Pendahuluan Bencana alam gerakan tanah dan banjir bandang terjadi di Wilayah Kecamatan Rembon, Kabupaten Tana Toraja, Provinsi Sulawesi Selatan (Gambar 1). Gerakan tanah dan banjir bandang di daerah tersebut terjadi pada hari Minggu tanggal 20 April 2008 pukul 18.30 WITA. Gerakan tanah dan banjir bandang di daerah tersebut menyebabkan 3 orang meninggal dunia, 2 jembatan putus, 1 rumah, dan 1 buah sepeda motor hanyut terbawa banjir bandang, pipa PDAM sepanjang 700m hancur, 3 buah tiang listrik roboh dan 108 hektar lahan sawah dan perkebunan rusak.
U
Lokasi
Gambar 1. Peta Petunjuk lokasi
Bulletin Vulkanologi dan Bencana Geologi, Volume 3 Nomor 2, Agustus 2008 : 41 - 46
Hal : 41
Kejadian Gerakan Tanah dan Banjir Bandang pada Tanggal 20 April 2008 di Kecamatan Rembon, KabupatenTana Toraja, Provinsi Sulawesi Selatan (Suranta)
Kondisi Daerah Bencana • Morfologi sekitar daerah bencana gerakan tanah dan banjir bandang Kampung Tiroallo, Desa Bua’tarrung merupakan lereng bagian utara dari G. Sado’ko’ yang terjal hingga sangat terjal dan di daerah tersebut mengalir Sungai Pessimbongan yang mempunyai kemiringan lereng 30–45° dan berada pada ketinggian 900-1800m di atas permukaan laut.
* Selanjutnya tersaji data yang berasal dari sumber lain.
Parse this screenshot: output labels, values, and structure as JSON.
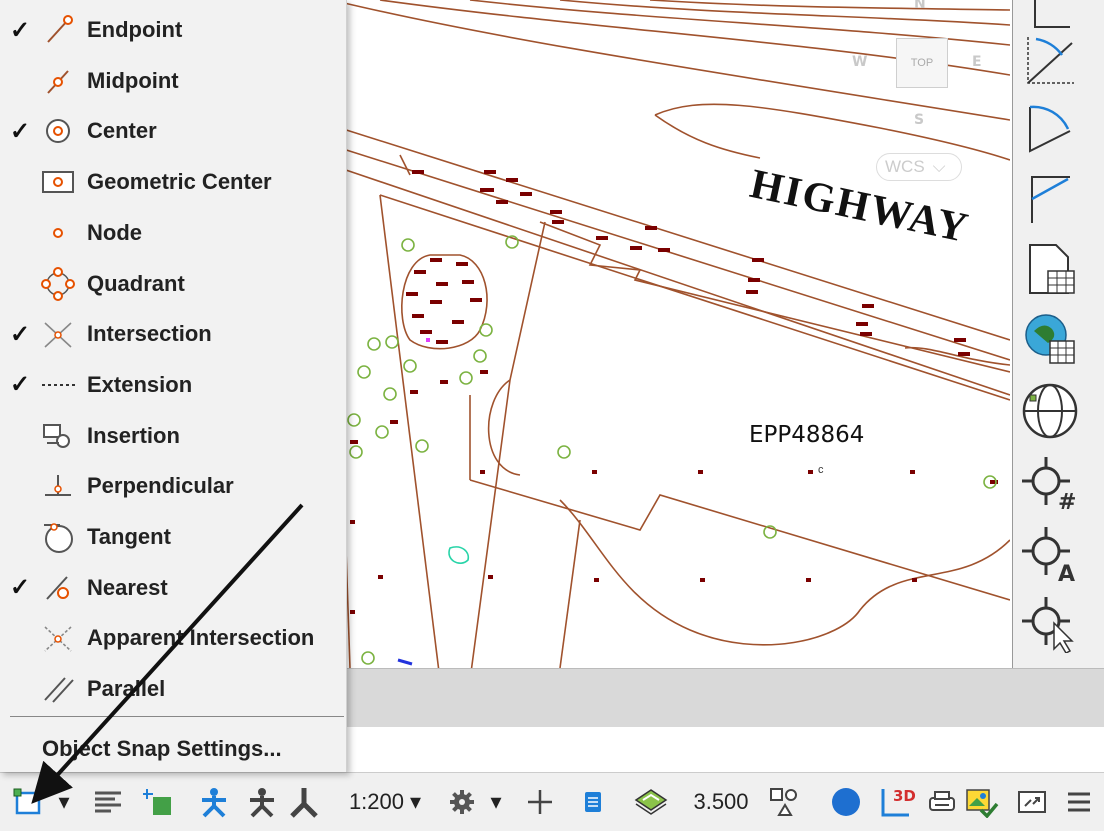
{
  "snap_menu": {
    "items": [
      {
        "label": "Endpoint",
        "checked": true,
        "icon": "endpoint-icon"
      },
      {
        "label": "Midpoint",
        "checked": false,
        "icon": "midpoint-icon"
      },
      {
        "label": "Center",
        "checked": true,
        "icon": "center-icon"
      },
      {
        "label": "Geometric Center",
        "checked": false,
        "icon": "geometric-center-icon"
      },
      {
        "label": "Node",
        "checked": false,
        "icon": "node-icon"
      },
      {
        "label": "Quadrant",
        "checked": false,
        "icon": "quadrant-icon"
      },
      {
        "label": "Intersection",
        "checked": true,
        "icon": "intersection-icon"
      },
      {
        "label": "Extension",
        "checked": true,
        "icon": "extension-icon"
      },
      {
        "label": "Insertion",
        "checked": false,
        "icon": "insertion-icon"
      },
      {
        "label": "Perpendicular",
        "checked": false,
        "icon": "perpendicular-icon"
      },
      {
        "label": "Tangent",
        "checked": false,
        "icon": "tangent-icon"
      },
      {
        "label": "Nearest",
        "checked": true,
        "icon": "nearest-icon"
      },
      {
        "label": "Apparent Intersection",
        "checked": false,
        "icon": "apparent-intersection-icon"
      },
      {
        "label": "Parallel",
        "checked": false,
        "icon": "parallel-icon"
      }
    ],
    "check_glyph": "✓",
    "settings_label": "Object Snap Settings..."
  },
  "drawing": {
    "highway_text": "HIGHWAY",
    "parcel_label": "EPP48864",
    "lot_marker": "c"
  },
  "viewcube": {
    "north": "N",
    "south": "S",
    "east": "E",
    "west": "W",
    "face": "TOP",
    "wcs": "WCS"
  },
  "status_bar": {
    "scale": "1:200",
    "lineweight": "3.500",
    "dropdown_glyph": "▾"
  },
  "colors": {
    "linework": "#a0522d",
    "tree": "#7cb342",
    "marker": "#7a0000",
    "accent_blue": "#1e7fd8",
    "menu_bg": "#f2f2f2"
  }
}
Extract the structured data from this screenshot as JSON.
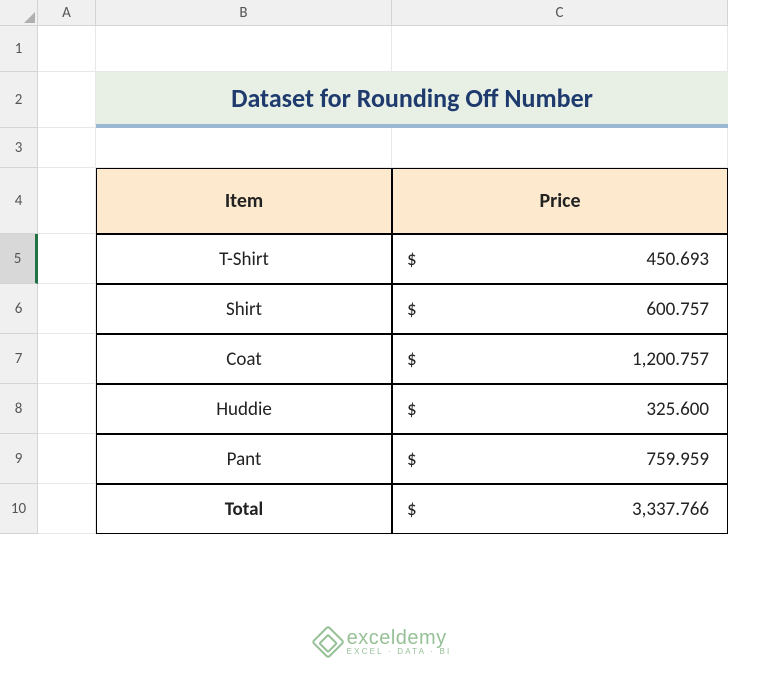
{
  "columns": [
    "A",
    "B",
    "C"
  ],
  "rows": [
    "1",
    "2",
    "3",
    "4",
    "5",
    "6",
    "7",
    "8",
    "9",
    "10"
  ],
  "selected_row": "5",
  "title": "Dataset for Rounding Off Number",
  "headers": {
    "item": "Item",
    "price": "Price"
  },
  "currency": "$",
  "data_rows": [
    {
      "item": "T-Shirt",
      "price": "450.693"
    },
    {
      "item": "Shirt",
      "price": "600.757"
    },
    {
      "item": "Coat",
      "price": "1,200.757"
    },
    {
      "item": "Huddie",
      "price": "325.600"
    },
    {
      "item": "Pant",
      "price": "759.959"
    }
  ],
  "total": {
    "label": "Total",
    "price": "3,337.766"
  },
  "watermark": {
    "brand": "exceldemy",
    "sub": "EXCEL · DATA · BI"
  }
}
Batuan dasar daerah ini termasuk Formasi Sekula (Tmps) terdiri dari batu pasir, konglomerat, lava, dan batuan serpih yang berlapis dengan perlapisan searah dengan kemiringan lereng yaitu N340°E/25 dengan tanah pelapukan bersifat gembur. • Kondisi tanah pelapukan bersifat agak sarang jika basah mudah menjadi gembur, sehingga mudah runtuh. • Tata guna lahan di sekitar Sungai Pessimbongan bagian lereng atas adalah kebun cemara dan pinus serta kebun kopi dan di lereng bawah merupakan daerah persawahan. • Retakan tanah banyak terjadi di daerah sekitar longsoran yang mengarah kurang lebih baratdaya–timurlaut. Gerakan Tanah Gerakan tanah di daerah ini disebabkan beberapa faktor, antara lain : • Batuan pembentuk lereng di daerah ini termasuk Formasi Sekula (Tmps) terdiri dari batu pasir, konglomerat, lava, dan batuan serpih yang berlapis dengan perlapisan searah dengan kemiringan lereng yaitu N340°E/25 dengan tanah pelapukan berupa lempung pasiran dengan ketebalan tanah pelapukan berkisar 3–4m bersifat sarang sehingga air permukaan mudah meresap ke dalam tanah dan tertahan pada batuan lava atau serpih yang dapat berfungsi sebagai bidang gelincir gerakan tanah.
Hal :42
• Adanya erosi vertikal S. Pessimbongan pada lereng G.Sado’ko’ mengakibatkan terjadinya erosi ke hulu (head work erosion) sehingga lereng kehilangan tahanan bawahnya dan menyebabkan terjadinya longsoran. • Adanya bidang lemah yaitu kontak antara tanah pelapukan dengan batuan lava atau batuan serpih serta adanya perlapisan serpih yang searah dengan kemiringan lereng sehingga tanah/batuan yang berada diatasnya mudah untuk bergerak. • Adanya curah hujan yang tinggi selama 4 jam berturut–turut serta hujan yang terjadi beberapa hari sebelumnya pada lereng yang terjal, menyebabkan tanah pelapukan menjadi jenuh air dan bobot masa tanah meningkat serta berdekatan dengan lembah Sungai Pessimbongan yang curam sehingga terjadi longsoran di daerah G. Sado’ko’ • Kurangnya akar–akar tanaman yang berakar kuat dan dalam yang dapat menguatkan lereng di sekitar G. Sa’doko’ karena adanya alih fungsi lahan dari tanaman pinus dan cemara menjadi kebun kopi. • Berdasarkan Peta Zona Kerentanan Gerakan Tanah (PZKG) Tana Toraja (PVMBG, 2008 belum terbit) daerah gerakan tanah masuk dalam Zona Kerentanan Gerakan Tanah Menengah (Gambar 2).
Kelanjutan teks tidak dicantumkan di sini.